Para o diretor da Quaest, isso indica que o movimento não se resume à força individual de Flávio Bolsonaro. “Tem mais a ver com a rejeição ao presidente do que a figura do Flávio em si”, afirmou.

Na avaliação de Russo, uma parcela do eleitorado de oposição parece disposta a votar em diferentes nomes para evitar a continuidade do governo Lula. “Não é só que o Lula está competindo contra o Flávio Bolsonaro. Está competindo contra um eleitorado do outro lado que está preferindo votar em qualquer outro candidato do que o Lula”, disse.

Quais estratégias as campanhas devem adotar?

Apesar do crescimento de Flávio nos levantamentos, Russo ressaltou que ainda há tempo para mudanças até o primeiro turno. O noticiário, segundo ele, continuará influenciando o humor do eleitorado, e as campanhas terão papel decisivo na definição dos temas que dominarão a disputa.

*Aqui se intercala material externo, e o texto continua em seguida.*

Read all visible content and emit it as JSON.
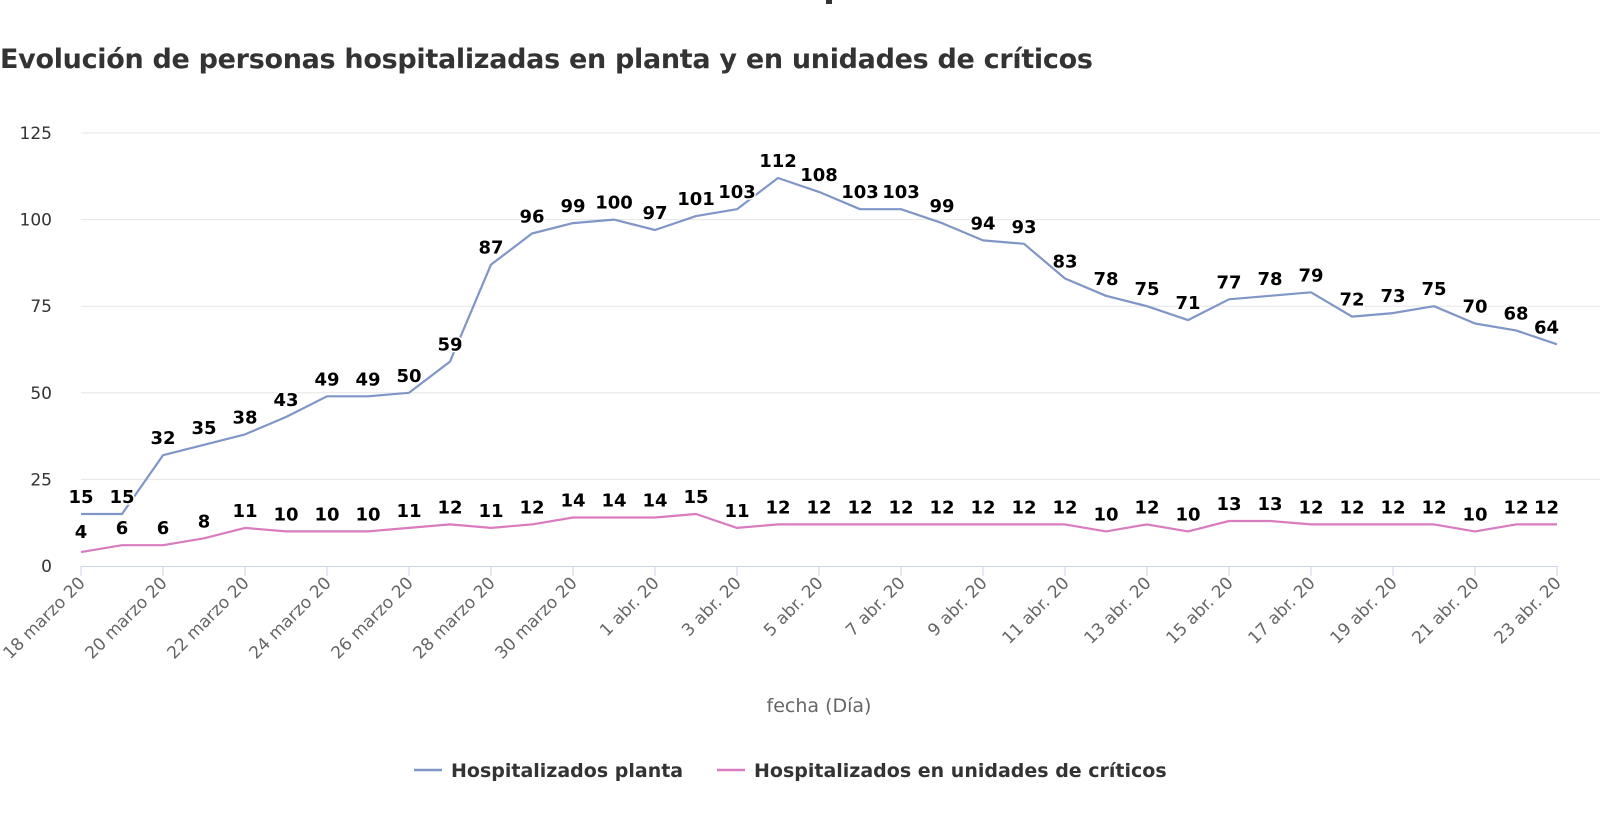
{
  "chart_data": {
    "type": "line",
    "title": "Evolución de personas hospitalizadas en planta y en unidades de críticos",
    "xlabel": "fecha (Día)",
    "ylabel": "",
    "ylim": [
      0,
      125
    ],
    "yticks": [
      0,
      25,
      50,
      75,
      100,
      125
    ],
    "grid": true,
    "legend_position": "bottom",
    "x": [
      "18 marzo 20",
      "19 marzo 20",
      "20 marzo 20",
      "21 marzo 20",
      "22 marzo 20",
      "23 marzo 20",
      "24 marzo 20",
      "25 marzo 20",
      "26 marzo 20",
      "27 marzo 20",
      "28 marzo 20",
      "29 marzo 20",
      "30 marzo 20",
      "31 marzo 20",
      "1 abr. 20",
      "2 abr. 20",
      "3 abr. 20",
      "4 abr. 20",
      "5 abr. 20",
      "6 abr. 20",
      "7 abr. 20",
      "8 abr. 20",
      "9 abr. 20",
      "10 abr. 20",
      "11 abr. 20",
      "12 abr. 20",
      "13 abr. 20",
      "14 abr. 20",
      "15 abr. 20",
      "16 abr. 20",
      "17 abr. 20",
      "18 abr. 20",
      "19 abr. 20",
      "20 abr. 20",
      "21 abr. 20",
      "22 abr. 20",
      "23 abr. 20"
    ],
    "xtick_labels": [
      "18 marzo 20",
      "20 marzo 20",
      "22 marzo 20",
      "24 marzo 20",
      "26 marzo 20",
      "28 marzo 20",
      "30 marzo 20",
      "1 abr. 20",
      "3 abr. 20",
      "5 abr. 20",
      "7 abr. 20",
      "9 abr. 20",
      "11 abr. 20",
      "13 abr. 20",
      "15 abr. 20",
      "17 abr. 20",
      "19 abr. 20",
      "21 abr. 20",
      "23 abr. 20"
    ],
    "series": [
      {
        "name": "Hospitalizados planta",
        "color": "#8096c7",
        "values": [
          15,
          15,
          32,
          35,
          38,
          43,
          49,
          49,
          50,
          59,
          87,
          96,
          99,
          100,
          97,
          101,
          103,
          112,
          108,
          103,
          103,
          99,
          94,
          93,
          83,
          78,
          75,
          71,
          77,
          78,
          79,
          72,
          73,
          75,
          70,
          68,
          64
        ]
      },
      {
        "name": "Hospitalizados en unidades de críticos",
        "color": "#d97bbf",
        "values": [
          4,
          6,
          6,
          8,
          11,
          10,
          10,
          10,
          11,
          12,
          11,
          12,
          14,
          14,
          14,
          15,
          11,
          12,
          12,
          12,
          12,
          12,
          12,
          12,
          12,
          10,
          12,
          10,
          13,
          13,
          12,
          12,
          12,
          12,
          10,
          12,
          12
        ]
      }
    ]
  }
}
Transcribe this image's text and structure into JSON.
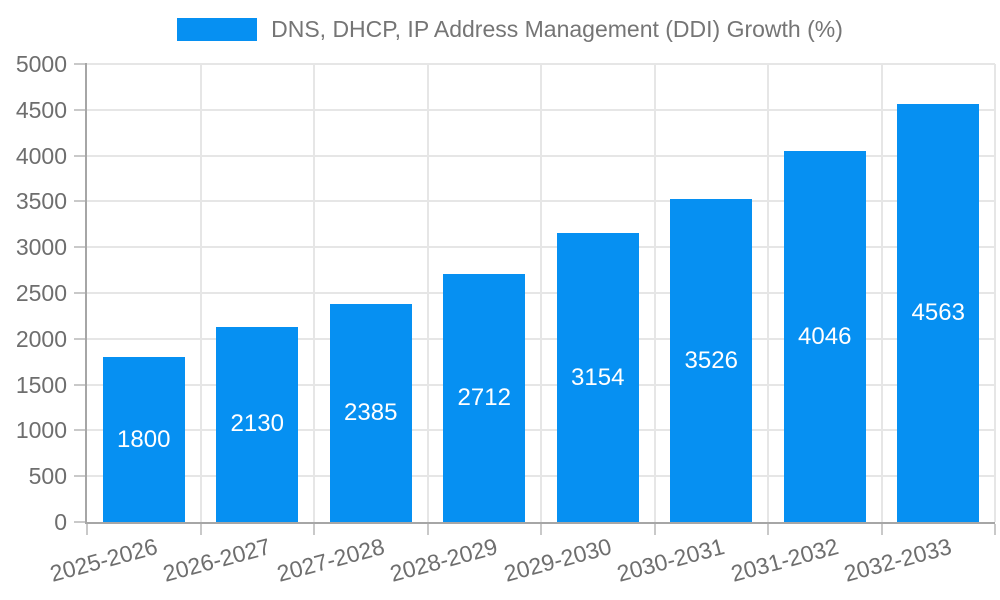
{
  "chart_data": {
    "type": "bar",
    "title": "DNS, DHCP, IP Address Management (DDI) Growth (%)",
    "categories": [
      "2025-2026",
      "2026-2027",
      "2027-2028",
      "2028-2029",
      "2029-2030",
      "2030-2031",
      "2031-2032",
      "2032-2033"
    ],
    "values": [
      1800,
      2130,
      2385,
      2712,
      3154,
      3526,
      4046,
      4563
    ],
    "bar_value_labels": [
      "1800",
      "2130",
      "2385",
      "2712",
      "3154",
      "3526",
      "4046",
      "4563"
    ],
    "xlabel": "",
    "ylabel": "",
    "ylim": [
      0,
      5000
    ],
    "yticks": [
      0,
      500,
      1000,
      1500,
      2000,
      2500,
      3000,
      3500,
      4000,
      4500,
      5000
    ],
    "grid": true,
    "legend_position": "top-center",
    "x_tick_label_rotation_deg": -15,
    "colors": {
      "bar": "#0690F2",
      "bar_label_text": "#ffffff",
      "title_text": "#757575",
      "tick_label_text": "#6e6e6e",
      "axis_line": "#a6a6a6",
      "gridline": "#e6e6e6",
      "tick_mark": "#c9c9c9",
      "background": "#ffffff"
    }
  }
}
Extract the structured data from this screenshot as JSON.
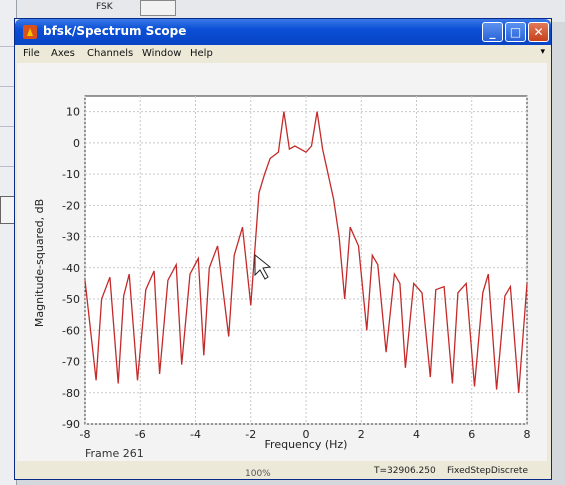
{
  "background": {
    "fsk_label": "FSK",
    "zoom": "100%"
  },
  "window": {
    "title": "bfsk/Spectrum Scope",
    "controls": {
      "minimize": "_",
      "maximize": "□",
      "close": "✕"
    }
  },
  "menu": [
    "File",
    "Axes",
    "Channels",
    "Window",
    "Help"
  ],
  "icons": {
    "app": "matlab-icon",
    "menu_arrow": "menu-arrow-icon"
  },
  "frame_label": "Frame 261",
  "status": {
    "time": "T=32906.250",
    "solver": "FixedStepDiscrete"
  },
  "colors": {
    "trace": "#c42a2a",
    "titlebar": "#0a4fd6",
    "grid": "#c9c9c9"
  },
  "chart_data": {
    "type": "line",
    "title": "",
    "xlabel": "Frequency (Hz)",
    "ylabel": "Magnitude-squared, dB",
    "xlim": [
      -8,
      8
    ],
    "ylim": [
      -90,
      15
    ],
    "xticks": [
      -8,
      -6,
      -4,
      -2,
      0,
      2,
      4,
      6,
      8
    ],
    "yticks": [
      10,
      0,
      -10,
      -20,
      -30,
      -40,
      -50,
      -60,
      -70,
      -80,
      -90
    ],
    "grid": true,
    "series": [
      {
        "color": "#c42a2a",
        "x": [
          -8.0,
          -7.6,
          -7.4,
          -7.1,
          -6.8,
          -6.6,
          -6.4,
          -6.1,
          -5.8,
          -5.5,
          -5.3,
          -5.0,
          -4.7,
          -4.5,
          -4.2,
          -3.9,
          -3.7,
          -3.5,
          -3.2,
          -2.8,
          -2.6,
          -2.3,
          -2.0,
          -1.7,
          -1.5,
          -1.3,
          -1.0,
          -0.8,
          -0.6,
          -0.4,
          -0.2,
          0.0,
          0.2,
          0.4,
          0.6,
          0.8,
          1.0,
          1.2,
          1.4,
          1.6,
          1.9,
          2.2,
          2.4,
          2.6,
          2.9,
          3.2,
          3.4,
          3.6,
          3.9,
          4.2,
          4.5,
          4.7,
          5.0,
          5.3,
          5.5,
          5.8,
          6.1,
          6.4,
          6.6,
          6.9,
          7.2,
          7.4,
          7.7,
          8.0
        ],
        "y": [
          -44,
          -76,
          -50,
          -43,
          -77,
          -49,
          -42,
          -76,
          -47,
          -41,
          -74,
          -44,
          -39,
          -71,
          -42,
          -37,
          -68,
          -40,
          -33,
          -62,
          -36,
          -27,
          -52,
          -16,
          -10,
          -5,
          -3,
          10,
          -2,
          -1,
          -2,
          -3,
          -1,
          10,
          -2,
          -10,
          -18,
          -30,
          -50,
          -27,
          -33,
          -60,
          -36,
          -39,
          -67,
          -42,
          -45,
          -72,
          -45,
          -48,
          -75,
          -47,
          -46,
          -77,
          -48,
          -45,
          -78,
          -48,
          -42,
          -79,
          -49,
          -46,
          -80,
          -45
        ]
      }
    ]
  }
}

A tendência é que Flávio Bolsonaro enfatize assuntos como segurança pública, inflação e preço dos alimentos. Já o governo Lula deverá tentar deslocar o debate para temas como saúde e os efeitos da pandemia, buscando reduzir o peso de assuntos negativos, como corrupção e economia.

“O eleitorado tem uma alta rejeição ao Flávio Bolsonaro, ao governo que foi Bolsonaro ali de 2019 a 2022”, lembrou Russo. Por isso, segundo ele, os dois lados devem procurar novas narrativas para mobilizar eleitores que ainda não estão definitivamente alinhados.